LIBREVILLE, 15 mars 2014 (AFP) - Spécialiste des grands fauves, le zoologiste allemand Philipp Henschel, 38 ans, suit les lions à la trace à travers tout le grand Ouest africain, où leur survie est aujourd'hui en péril.

Installé au Gabon depuis 15 ans, ce chercheur de l'ONG américaine Panthera passe le plus clair de son temps à barouder entre savane et forêt pour compter les lions dans des zones "pratiquement abandonnées" des autres spécialistes.

Sa dernière enquête, sur six ans, l'a mené du Sénégal au Nigeria. Les résultats, publiés en janvier dans la revue scientifique Plos One, ont été "un vrai choc", confie ce passionné, qui rêvait d'avoir un puma à la maison dès l'âge de 11 ans.

Contre toute attente, à peine 400 lions, dont 250 adultes en âge de se reproduire, vivent encore en Afrique de l'Ouest, où on les comptait par milliers il y a 20 ou 30 ans.

Le Dr Henschel et son équipe ont parcouru des milliers de kilomètres en brousse, le plus souvent à pied, confrontés en chemin aux mêmes menaces que les lions.

En 2010 dans le nord de la Côte d'Ivoire, le chercheur a dû négocier avec les rebelles hostiles au pouvoir du président Laurent Gbagbo pour entrer dans le parc national de la Comoé, le plus grand d'Afrique de l'Ouest. "Aucun garde forestier n'avait pu y pénétrer depuis le début de la crise. C'était trop dangereux. Les rebelles ont fini par nous escorter", raconte le chercheur amusé.

Mais le "gros problème", assure-t-il, "c'est surtout les braconniers. Ils nous ont menacé avec leurs fusils à plusieurs reprises, en nous visant".

L'équipe piste les proies dont les lions se nourrissent habituellement et à l'aide de cartes satellitaires, repère les points d'eau susceptibles de les abreuver.

Au bout du compte, la déception est cruelle. Dans cet immense parc de 10.000 kilomètres carrés, pas une seule trace de lion n'est finalement détectée.

Quelque 90% des bêtes comptabilisées par Henschel et ses collègues vivent dans la réserve de W-Arly-Pendjari, à la frontière du Bénin, du Burkina Faso et du Niger.

Sur les 35.000 lions d'Afrique, très peu, 1%, vivent dans l'ouest du continent.

"Les lions d'Afrique de l'Ouest ont des séquences génétiques uniques qu'on ne trouve nulle part ailleurs, y compris dans les zoos ou en captivité", explique Christine Breitenmoser, de l'Union internationale pour la conservation de la nature (UICN), estimant qu'il y a "urgence".

- 'Ils valent plus morts que vivants' -

L'obstiné Henschel prépare déjà ses prochaines tribulations en Afrique centrale où subsistent des fauves, notamment en Centrafrique.

La cause semble perdue au Gabon et au Congo Brazzaville, après deux missions dans les grandes savanes des plateaux Batéké, à cheval sur les deux pays, où l'un des derniers lions a été abattu en 1995.

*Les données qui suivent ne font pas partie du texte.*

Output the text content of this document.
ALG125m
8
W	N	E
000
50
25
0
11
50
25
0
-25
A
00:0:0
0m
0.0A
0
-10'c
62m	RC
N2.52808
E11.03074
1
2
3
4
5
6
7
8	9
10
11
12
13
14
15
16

"Les habitants affirmaient en avoir aperçu depuis, j'ai voulu vérifier la légende", explique M. Henschel. Sur les images des "caméras piège" posées par le chercheur, "il y avait quelques panthères, des chimpanzés... Mais on a capturé plus de chasseurs que d'animaux!", dit-il, un brin ironique.

"Pendant la guerre civile au Congo (1997-2002), les gens n'avaient rien à manger, donc ils traversaient la frontière pour chasser et ils ont tout rasé au Gabon", explique-t-il.

Le braconnage du gibier (antilopes, buffles...) explique en grande partie la disparition des lions, qui se retrouvent privés de nourriture, quand ils ne sont pas eux-même tués par les fermiers protégeant leur bétail.

A cela s'ajoute la concurrence que leur livrent les humains pour la terre dans l'Ouest: la savane, terre de chasse privilégiée des carnivores, ne cesse de reculer au profit des cultures vivrières ou industrielles comme le coton.

"Contrairement à des pays comme le Kenya ou la Tanzanie, les lions ne génèrent pas vraiment de revenus touristiques en Afrique de l'Ouest. Ils valent plus morts que vivants", regrette M. Henschel.

Sur les marchés d'Abidjan, la peau du lion se vend autour de 500.000 francs CFA (760 euros), assure-t-il.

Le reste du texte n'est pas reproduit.